La musique a toujours fait partie du quotidien avec mes frères et sœurs. Ma mère écoutait des standard du Cameroun et ma mère est fan de Nana Mouskouri, de Georges Moustaki, de Maxime Leforestier, c’est remonté à la surface au moment des Beaux-arts, j’ai découvert que je pouvais composer. J’ai rencontré des musiciens exceptionnels, j’ai appris en autodidacte.
Okali (The Voice 2024, équipe de Mika) : “J’ai dit oui parce que c’était une façon d’arrêter d’avoir peur“
Pourquoi avez-vous eu envie de participer à The Voice ?
C’est un super challenge, c’est un apprentissage à vitesse grand V et j’adore apprendre, j’adore les nouvelles expériences, j’adore les reliefs de la vie. C’est aussi pour me prouver quelque chose bien sûr, parce que je ne pensais pas en être capable.
Je ne me voyais pas du tout dans ce contexte-là. Quelques mois avant, l’idée ne m’aurait jamais traversé l’esprit. J’ai dit oui parce que c’était une façon d’arrêter d’avoir peur et de prouver que j’étais capable.
C’est votre mari qui vous a poussé à faire The Voice ?
Oui, comme j’ai l’habitude de dire, il est un peu féministe sur les bords et j’ai toujours eu plein d’idées bien sûr, avec, entre guillemets, le syndrome de l’imposteur. Et c’est quelqu’un qui m’a dit que je pouvais croire en ce que j’avais dans la tête, donc je l’ai fait.
Avant de monter sur scène, vous aviez l’air très stressée, vous dites “J’aurais dû dire non”. Quel était votre état d’esprit ?
J’ai certainement dit ça, mais mon cerveau était en alerte en mode survie, donc il y a plein de choses qui me passent par la tête. Mais il était hors de question que je n’y aille pas. J’y étais et j’en avais envie. C’était le stress, le trac, beaucoup d’émotions parce qu’un mois avant, on n’était pas censé être là et le fait de le toucher du doigt, de mettre les pieds sur ce plateau, qui est incroyable, tout remonte en une fraction de seconde.
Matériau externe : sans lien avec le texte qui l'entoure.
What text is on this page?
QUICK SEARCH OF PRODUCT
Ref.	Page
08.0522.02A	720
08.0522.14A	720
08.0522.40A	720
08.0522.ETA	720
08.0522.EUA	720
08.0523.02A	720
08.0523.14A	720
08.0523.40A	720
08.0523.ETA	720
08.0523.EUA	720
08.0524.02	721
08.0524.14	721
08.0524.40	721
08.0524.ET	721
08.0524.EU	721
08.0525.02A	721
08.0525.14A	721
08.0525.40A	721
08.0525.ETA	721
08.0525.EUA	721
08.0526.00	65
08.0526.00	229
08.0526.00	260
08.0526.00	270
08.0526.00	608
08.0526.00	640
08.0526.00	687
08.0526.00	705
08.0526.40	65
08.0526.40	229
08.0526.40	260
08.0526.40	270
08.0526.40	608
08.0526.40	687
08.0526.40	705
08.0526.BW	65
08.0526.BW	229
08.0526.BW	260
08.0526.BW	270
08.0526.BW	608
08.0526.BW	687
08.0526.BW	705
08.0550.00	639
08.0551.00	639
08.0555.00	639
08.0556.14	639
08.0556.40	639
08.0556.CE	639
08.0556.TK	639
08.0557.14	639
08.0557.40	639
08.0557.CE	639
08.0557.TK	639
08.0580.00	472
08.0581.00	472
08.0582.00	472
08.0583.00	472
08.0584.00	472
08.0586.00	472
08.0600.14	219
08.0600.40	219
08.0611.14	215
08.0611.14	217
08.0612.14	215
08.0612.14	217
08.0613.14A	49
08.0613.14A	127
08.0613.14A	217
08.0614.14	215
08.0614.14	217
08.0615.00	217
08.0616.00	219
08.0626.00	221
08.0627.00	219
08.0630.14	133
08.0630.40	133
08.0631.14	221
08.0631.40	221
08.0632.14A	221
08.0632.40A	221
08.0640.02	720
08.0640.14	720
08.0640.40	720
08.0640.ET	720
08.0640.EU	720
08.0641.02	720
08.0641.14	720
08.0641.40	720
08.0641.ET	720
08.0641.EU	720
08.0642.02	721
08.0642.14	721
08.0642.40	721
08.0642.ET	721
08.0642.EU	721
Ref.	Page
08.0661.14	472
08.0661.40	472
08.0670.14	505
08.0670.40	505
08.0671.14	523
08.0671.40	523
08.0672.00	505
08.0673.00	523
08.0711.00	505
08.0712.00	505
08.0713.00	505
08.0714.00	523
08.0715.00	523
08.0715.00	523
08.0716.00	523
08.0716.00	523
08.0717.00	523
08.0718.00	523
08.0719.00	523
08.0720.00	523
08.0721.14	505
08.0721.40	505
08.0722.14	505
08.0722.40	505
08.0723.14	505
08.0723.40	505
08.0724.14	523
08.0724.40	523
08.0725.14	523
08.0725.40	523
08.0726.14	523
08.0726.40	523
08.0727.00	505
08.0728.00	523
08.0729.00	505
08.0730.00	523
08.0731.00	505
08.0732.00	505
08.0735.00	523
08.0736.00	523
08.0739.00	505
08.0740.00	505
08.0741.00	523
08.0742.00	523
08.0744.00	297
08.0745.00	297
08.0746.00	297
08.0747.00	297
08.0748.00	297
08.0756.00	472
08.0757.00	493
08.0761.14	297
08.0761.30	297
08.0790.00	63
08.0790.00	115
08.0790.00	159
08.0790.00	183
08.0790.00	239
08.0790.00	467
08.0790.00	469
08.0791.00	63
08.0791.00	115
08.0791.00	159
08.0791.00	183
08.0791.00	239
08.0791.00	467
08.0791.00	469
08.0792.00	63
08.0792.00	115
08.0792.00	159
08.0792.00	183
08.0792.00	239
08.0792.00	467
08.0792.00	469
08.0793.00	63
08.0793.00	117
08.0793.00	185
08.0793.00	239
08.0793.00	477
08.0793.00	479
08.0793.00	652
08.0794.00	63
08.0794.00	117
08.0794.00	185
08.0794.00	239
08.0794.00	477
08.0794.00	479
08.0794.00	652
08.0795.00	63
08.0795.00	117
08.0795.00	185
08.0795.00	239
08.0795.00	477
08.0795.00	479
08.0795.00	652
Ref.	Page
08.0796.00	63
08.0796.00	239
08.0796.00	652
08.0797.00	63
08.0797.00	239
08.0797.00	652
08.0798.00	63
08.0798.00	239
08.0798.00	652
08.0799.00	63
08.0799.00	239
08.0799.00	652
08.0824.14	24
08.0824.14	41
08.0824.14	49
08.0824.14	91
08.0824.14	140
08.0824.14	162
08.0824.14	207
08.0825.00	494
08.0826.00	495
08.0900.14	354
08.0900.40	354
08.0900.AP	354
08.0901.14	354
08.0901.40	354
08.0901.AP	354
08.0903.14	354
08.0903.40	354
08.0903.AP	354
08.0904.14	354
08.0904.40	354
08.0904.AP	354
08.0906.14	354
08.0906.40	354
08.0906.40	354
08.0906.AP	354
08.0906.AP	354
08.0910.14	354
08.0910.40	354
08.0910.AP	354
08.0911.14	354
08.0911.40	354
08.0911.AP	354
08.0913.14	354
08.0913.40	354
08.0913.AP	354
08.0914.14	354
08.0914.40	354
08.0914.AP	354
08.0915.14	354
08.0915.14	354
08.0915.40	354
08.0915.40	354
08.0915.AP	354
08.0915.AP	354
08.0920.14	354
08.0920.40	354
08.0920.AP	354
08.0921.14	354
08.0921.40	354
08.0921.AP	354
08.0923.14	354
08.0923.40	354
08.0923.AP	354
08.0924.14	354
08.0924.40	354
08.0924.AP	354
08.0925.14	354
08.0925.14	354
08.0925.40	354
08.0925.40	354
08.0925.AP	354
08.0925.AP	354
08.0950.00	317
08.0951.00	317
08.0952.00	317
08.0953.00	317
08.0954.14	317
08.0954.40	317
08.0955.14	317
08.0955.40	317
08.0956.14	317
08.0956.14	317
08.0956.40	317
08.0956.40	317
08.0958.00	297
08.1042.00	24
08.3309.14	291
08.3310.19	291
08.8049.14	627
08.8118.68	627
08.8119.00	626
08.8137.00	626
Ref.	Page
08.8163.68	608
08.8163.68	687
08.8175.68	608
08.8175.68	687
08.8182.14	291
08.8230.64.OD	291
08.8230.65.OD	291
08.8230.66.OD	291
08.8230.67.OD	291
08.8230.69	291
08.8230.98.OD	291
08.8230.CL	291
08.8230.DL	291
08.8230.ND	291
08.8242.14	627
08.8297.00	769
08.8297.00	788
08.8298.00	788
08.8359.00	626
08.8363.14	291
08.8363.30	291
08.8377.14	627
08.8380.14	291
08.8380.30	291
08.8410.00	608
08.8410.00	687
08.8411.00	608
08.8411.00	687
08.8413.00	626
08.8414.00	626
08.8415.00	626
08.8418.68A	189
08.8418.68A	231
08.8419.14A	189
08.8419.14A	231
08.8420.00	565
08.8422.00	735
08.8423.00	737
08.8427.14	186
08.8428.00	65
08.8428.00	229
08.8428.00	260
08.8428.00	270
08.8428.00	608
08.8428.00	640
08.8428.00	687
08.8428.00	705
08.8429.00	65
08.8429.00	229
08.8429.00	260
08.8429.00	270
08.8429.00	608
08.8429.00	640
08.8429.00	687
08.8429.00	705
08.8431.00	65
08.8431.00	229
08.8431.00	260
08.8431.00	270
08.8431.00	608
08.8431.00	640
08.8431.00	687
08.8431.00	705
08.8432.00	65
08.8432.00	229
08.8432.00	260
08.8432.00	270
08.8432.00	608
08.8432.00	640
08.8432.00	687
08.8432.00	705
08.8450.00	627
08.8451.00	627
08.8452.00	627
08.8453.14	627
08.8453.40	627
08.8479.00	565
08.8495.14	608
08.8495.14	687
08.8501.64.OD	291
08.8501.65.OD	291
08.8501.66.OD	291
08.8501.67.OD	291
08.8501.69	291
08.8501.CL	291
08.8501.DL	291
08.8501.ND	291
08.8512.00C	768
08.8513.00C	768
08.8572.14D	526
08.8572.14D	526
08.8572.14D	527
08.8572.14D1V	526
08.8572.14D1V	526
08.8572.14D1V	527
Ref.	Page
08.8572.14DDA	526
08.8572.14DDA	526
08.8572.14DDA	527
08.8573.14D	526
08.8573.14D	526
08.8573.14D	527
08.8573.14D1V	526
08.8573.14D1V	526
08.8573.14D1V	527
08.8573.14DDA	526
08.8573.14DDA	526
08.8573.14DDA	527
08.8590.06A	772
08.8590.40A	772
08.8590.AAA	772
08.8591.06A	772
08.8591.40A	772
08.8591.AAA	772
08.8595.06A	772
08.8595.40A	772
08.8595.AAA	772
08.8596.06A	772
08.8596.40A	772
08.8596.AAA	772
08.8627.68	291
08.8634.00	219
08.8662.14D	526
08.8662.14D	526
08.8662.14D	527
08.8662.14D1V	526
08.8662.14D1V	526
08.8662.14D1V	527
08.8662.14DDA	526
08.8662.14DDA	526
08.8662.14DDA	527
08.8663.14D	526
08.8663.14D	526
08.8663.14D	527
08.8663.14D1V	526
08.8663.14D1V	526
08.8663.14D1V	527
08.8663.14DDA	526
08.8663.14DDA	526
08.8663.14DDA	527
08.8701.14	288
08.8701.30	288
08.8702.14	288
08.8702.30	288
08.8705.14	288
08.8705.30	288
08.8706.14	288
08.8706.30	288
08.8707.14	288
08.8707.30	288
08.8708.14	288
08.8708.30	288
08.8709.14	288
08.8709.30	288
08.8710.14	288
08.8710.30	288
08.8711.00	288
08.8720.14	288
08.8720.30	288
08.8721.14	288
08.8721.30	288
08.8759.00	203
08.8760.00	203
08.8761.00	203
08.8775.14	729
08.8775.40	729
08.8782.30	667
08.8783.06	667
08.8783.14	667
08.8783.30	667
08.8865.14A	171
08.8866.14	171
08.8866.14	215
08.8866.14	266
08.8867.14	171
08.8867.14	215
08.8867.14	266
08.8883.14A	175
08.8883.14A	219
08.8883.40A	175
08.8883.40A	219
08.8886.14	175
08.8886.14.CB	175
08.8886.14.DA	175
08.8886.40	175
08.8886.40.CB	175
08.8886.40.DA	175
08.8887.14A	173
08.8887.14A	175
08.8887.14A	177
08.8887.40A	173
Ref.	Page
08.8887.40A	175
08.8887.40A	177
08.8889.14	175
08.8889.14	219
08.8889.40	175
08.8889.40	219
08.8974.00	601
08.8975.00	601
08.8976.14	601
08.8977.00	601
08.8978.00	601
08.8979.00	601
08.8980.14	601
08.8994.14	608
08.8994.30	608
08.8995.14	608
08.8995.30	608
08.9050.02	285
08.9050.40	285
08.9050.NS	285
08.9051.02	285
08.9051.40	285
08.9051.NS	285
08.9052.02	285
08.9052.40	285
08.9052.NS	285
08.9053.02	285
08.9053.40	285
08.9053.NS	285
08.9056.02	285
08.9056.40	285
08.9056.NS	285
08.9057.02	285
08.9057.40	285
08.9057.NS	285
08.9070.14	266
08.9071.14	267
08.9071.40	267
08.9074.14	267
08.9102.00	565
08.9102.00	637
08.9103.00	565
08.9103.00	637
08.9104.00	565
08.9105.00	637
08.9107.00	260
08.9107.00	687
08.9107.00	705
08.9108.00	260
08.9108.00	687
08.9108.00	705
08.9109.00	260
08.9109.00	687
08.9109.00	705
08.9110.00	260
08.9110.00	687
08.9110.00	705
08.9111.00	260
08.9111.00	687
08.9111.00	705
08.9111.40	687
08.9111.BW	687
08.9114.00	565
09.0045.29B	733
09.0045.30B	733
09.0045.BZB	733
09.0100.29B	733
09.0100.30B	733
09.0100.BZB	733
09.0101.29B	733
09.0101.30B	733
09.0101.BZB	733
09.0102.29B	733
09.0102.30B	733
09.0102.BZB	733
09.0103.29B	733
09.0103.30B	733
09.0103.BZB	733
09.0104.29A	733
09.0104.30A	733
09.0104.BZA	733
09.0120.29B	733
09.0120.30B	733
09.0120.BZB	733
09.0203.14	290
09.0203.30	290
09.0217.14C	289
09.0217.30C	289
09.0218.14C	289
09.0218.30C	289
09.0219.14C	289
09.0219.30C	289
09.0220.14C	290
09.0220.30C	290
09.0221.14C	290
Et c’est là qu’on se rend vraiment compte de ce qu’il va se passer.
Okali (The Voice 2024) : “Je me reconnais un peu en Mika“
Pourquoi avoir fait le choix de traduire la chanson Hey Now de London Grammar ? et pourquoi cette chanson ?
Le choix était un peu laborieux, je n’avais pas l’habitude de faire des reprises, on a peur de détruire un morceau ou de ne pas être à la hauteur, donc je ne faisais que mes compositions. Et ce choix s’est porté parce que mon époux, est guitariste du projet.
On a écouté toute une liste et il m’a dit : “Ah cette chanson…” et c’est vrai que je la connaissais et c’est une chanson qui prône l’ode à l’amour. Je suis en couple, j’ai également un fils donc c’était une évidence même, ça m’a parlé. Étant donné qu’Okali a ses racines au Cameroun, il était évident que j’y intègre cet amour aussi et que j’intègre mon dialecte, ce que je ne fais pas souvent.
Mika dit que vous l’avez “transporté dans les nuages”, est-ce que c’est ça qui vous a convaincu ?
J’avais déjà des préférences avant de monter sur la scène pour Zazie et Mika. Zazie, parce qu’elle faisait déjà partie des artistes que j’avais entendus en arrivant en France et que j’avais aimé écouter, elle faisait déjà partie de mon univers artistique. Mika c’était plutôt son côté éclectique qui m’a parlé. J’avais l’idée d’un artiste qui s’intéresse à l’art sous toutes ses formes.